Heller’s campaign quickly dismissed the proposal, calling it “yet another sideshow in the Shelley Berkley campaign circus.”

“If the congresswoman is willing to send her out-of-state money back, we are willing to discuss her pact,” said Mike Slanker, Heller’s campaign consultant.

Radio or TV ads purchased by unions, health care organizations and other groups including the League of Women Voters, the U.S. Chamber of Commerce and state and national Democratic and Republican parties, among others, would be subject to the pact. The agreement does not address Web ads, phone banks, direct mail or get-out-the-vote drives, all of which can also be used to influence campaigns.

The proposal is aimed at limiting independent political groups that can spend millions of dollars on attack ads to influence elections. Such ads became more prominent after the U.S. Supreme Court’s landmark 2010 ruling in the Citizens United case, which eased restrictions on the use of corporate money in political campaigns and paved the way for millions of dollars in spending by super PACs.

“We shouldn’t have to rely on third parties to do the dirty work,” Berkley said.

Berkley said her attacks on outside ad buys were not a slight against Democratic Senate Majority Leader Harry Reid, who won re-election against Republican Sharron Angle in 2010 with the help of third-party dollars. Of the $14 million that third-party groups and political action committees spent in that election, $7.3 million came from Democratic-leaning organizations.

“What I am saying is that maybe Dean and I can do this differently,” Berkley said.

Berkley said the pact is necessary to ensure that voters, not deep pockets, decide the election.

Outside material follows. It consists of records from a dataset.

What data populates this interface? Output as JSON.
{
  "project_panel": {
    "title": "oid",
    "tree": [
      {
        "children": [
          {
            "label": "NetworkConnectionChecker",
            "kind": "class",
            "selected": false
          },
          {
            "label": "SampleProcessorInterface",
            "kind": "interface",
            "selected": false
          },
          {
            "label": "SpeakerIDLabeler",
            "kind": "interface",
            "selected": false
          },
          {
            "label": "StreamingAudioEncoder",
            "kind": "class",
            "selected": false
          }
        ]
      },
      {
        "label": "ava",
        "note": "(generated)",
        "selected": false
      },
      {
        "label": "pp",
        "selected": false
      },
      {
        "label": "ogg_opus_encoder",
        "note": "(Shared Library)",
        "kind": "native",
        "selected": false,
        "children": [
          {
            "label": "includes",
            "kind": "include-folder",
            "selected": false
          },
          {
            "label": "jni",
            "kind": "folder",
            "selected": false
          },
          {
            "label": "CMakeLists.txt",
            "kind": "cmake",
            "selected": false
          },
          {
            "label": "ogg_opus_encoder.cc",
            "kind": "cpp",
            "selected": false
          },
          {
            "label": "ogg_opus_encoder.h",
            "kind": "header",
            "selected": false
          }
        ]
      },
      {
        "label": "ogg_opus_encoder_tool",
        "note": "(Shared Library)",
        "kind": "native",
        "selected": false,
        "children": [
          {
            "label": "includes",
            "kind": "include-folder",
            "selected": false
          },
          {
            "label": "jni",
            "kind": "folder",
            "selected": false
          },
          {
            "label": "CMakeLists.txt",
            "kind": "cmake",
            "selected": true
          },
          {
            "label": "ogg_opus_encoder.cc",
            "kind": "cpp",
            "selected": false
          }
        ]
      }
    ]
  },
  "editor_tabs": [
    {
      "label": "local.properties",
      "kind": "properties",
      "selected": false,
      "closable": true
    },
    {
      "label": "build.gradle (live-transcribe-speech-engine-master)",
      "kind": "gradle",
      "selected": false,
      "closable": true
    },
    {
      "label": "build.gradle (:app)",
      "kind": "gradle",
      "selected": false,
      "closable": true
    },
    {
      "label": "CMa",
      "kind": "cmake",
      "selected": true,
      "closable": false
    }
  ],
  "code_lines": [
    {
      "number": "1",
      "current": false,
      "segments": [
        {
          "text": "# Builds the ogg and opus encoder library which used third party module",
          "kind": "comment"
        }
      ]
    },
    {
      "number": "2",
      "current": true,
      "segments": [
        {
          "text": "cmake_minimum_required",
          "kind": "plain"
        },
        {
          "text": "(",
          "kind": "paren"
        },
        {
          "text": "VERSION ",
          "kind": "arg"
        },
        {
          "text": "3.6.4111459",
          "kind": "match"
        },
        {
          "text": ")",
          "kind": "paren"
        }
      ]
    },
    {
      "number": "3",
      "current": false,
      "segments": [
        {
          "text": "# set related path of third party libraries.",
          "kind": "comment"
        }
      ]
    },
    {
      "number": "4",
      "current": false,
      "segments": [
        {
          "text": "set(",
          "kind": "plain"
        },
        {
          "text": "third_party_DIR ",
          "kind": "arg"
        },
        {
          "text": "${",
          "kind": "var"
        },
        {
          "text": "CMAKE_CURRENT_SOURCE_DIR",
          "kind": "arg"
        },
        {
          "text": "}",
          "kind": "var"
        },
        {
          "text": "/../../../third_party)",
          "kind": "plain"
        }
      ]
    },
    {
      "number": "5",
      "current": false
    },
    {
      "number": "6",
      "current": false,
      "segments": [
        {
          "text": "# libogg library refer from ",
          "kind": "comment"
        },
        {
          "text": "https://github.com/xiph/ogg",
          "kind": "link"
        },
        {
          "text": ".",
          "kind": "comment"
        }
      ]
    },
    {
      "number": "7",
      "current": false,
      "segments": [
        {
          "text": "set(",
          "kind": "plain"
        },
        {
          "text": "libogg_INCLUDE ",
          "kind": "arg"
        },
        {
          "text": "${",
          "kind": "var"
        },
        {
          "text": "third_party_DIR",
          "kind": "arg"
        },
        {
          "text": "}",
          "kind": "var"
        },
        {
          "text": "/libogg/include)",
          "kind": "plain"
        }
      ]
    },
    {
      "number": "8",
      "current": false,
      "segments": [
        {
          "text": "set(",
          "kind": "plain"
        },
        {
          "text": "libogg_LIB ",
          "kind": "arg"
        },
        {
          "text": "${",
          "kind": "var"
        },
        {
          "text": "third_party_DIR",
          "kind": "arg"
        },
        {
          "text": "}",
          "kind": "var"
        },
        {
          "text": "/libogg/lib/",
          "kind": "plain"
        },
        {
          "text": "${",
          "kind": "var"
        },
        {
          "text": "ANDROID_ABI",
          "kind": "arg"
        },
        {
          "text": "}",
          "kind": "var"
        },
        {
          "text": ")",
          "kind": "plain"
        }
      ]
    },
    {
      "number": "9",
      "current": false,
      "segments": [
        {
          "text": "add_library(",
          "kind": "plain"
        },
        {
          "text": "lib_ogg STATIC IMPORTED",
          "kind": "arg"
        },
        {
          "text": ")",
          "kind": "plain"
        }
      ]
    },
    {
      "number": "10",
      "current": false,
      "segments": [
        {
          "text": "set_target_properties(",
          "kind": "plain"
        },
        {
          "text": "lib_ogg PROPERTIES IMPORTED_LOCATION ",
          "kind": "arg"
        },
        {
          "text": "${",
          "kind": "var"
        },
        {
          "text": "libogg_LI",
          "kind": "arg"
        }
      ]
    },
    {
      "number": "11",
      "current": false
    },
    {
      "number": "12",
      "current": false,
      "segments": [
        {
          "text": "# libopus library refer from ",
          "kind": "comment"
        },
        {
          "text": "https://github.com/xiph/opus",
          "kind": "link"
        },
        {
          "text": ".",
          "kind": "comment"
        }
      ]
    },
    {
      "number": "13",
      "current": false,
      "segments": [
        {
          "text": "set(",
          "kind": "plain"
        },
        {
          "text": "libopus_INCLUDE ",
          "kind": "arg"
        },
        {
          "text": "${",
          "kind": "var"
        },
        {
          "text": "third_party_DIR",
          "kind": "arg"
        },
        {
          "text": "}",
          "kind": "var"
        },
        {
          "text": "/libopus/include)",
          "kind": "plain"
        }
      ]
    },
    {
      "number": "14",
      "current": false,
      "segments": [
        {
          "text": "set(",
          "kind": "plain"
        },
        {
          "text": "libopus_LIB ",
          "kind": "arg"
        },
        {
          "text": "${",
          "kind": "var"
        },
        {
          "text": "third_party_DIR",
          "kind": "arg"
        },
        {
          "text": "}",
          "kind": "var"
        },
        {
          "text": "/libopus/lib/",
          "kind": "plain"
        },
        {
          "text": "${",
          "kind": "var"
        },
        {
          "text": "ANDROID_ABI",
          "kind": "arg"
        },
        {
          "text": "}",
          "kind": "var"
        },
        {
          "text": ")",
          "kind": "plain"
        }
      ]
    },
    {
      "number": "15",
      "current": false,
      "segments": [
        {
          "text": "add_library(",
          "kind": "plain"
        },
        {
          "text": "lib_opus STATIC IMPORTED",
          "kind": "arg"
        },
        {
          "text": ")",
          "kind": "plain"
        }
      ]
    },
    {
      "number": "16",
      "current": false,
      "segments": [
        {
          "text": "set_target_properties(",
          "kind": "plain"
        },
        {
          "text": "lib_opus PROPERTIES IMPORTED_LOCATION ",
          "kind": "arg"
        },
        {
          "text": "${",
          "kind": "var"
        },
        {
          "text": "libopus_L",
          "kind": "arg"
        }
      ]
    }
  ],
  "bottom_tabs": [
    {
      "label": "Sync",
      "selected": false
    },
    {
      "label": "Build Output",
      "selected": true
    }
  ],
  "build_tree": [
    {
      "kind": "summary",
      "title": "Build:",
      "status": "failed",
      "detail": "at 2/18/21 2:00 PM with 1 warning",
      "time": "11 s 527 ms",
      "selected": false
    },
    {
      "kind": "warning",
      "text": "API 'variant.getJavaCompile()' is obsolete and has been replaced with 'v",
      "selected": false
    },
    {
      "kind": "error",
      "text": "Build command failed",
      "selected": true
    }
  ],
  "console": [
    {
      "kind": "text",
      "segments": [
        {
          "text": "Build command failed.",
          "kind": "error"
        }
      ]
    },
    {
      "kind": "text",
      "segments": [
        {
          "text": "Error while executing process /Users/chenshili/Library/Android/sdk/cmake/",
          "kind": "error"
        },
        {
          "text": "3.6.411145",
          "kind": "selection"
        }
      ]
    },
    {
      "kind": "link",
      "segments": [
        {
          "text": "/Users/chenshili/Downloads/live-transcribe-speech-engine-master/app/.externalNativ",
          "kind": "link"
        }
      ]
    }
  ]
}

In Massachusetts, Republican U.S. Sen. Scott Brown and his Democratic challenger, Elizabeth Warren, agreed to a similar ad ban agreement in January. In that race, Brown initiated the pact and Warren consented six days later.

Heller, who was elected to the House three times before he was appointed to the Senate last year, is expected to face Berkley in November in an evenly matched contest. She has represented Las Vegas in the House since 1998. Both had roughly $3.7 million cash on hand after the final fundraising quarter of 2011.

The race could decide whether Democrats retain control of the Senate.

Both candidates face primary contests.

At least two Democrats are challenging Berkley in the primary, including former U.S. House candidate Nancy Price. Price lost to Heller in 2010.

Heller will face at least three Republican rivals, including Ed Hamilton, a frequent candidate.

The ad proposal comes amid complaints that Berkley does not fully embrace free speech. Berkley urged Clear Channel Communications last week to pull Rush Limbaugh’s show off the air after the conservative talk radio host made insulting comments about a Georgetown University law student.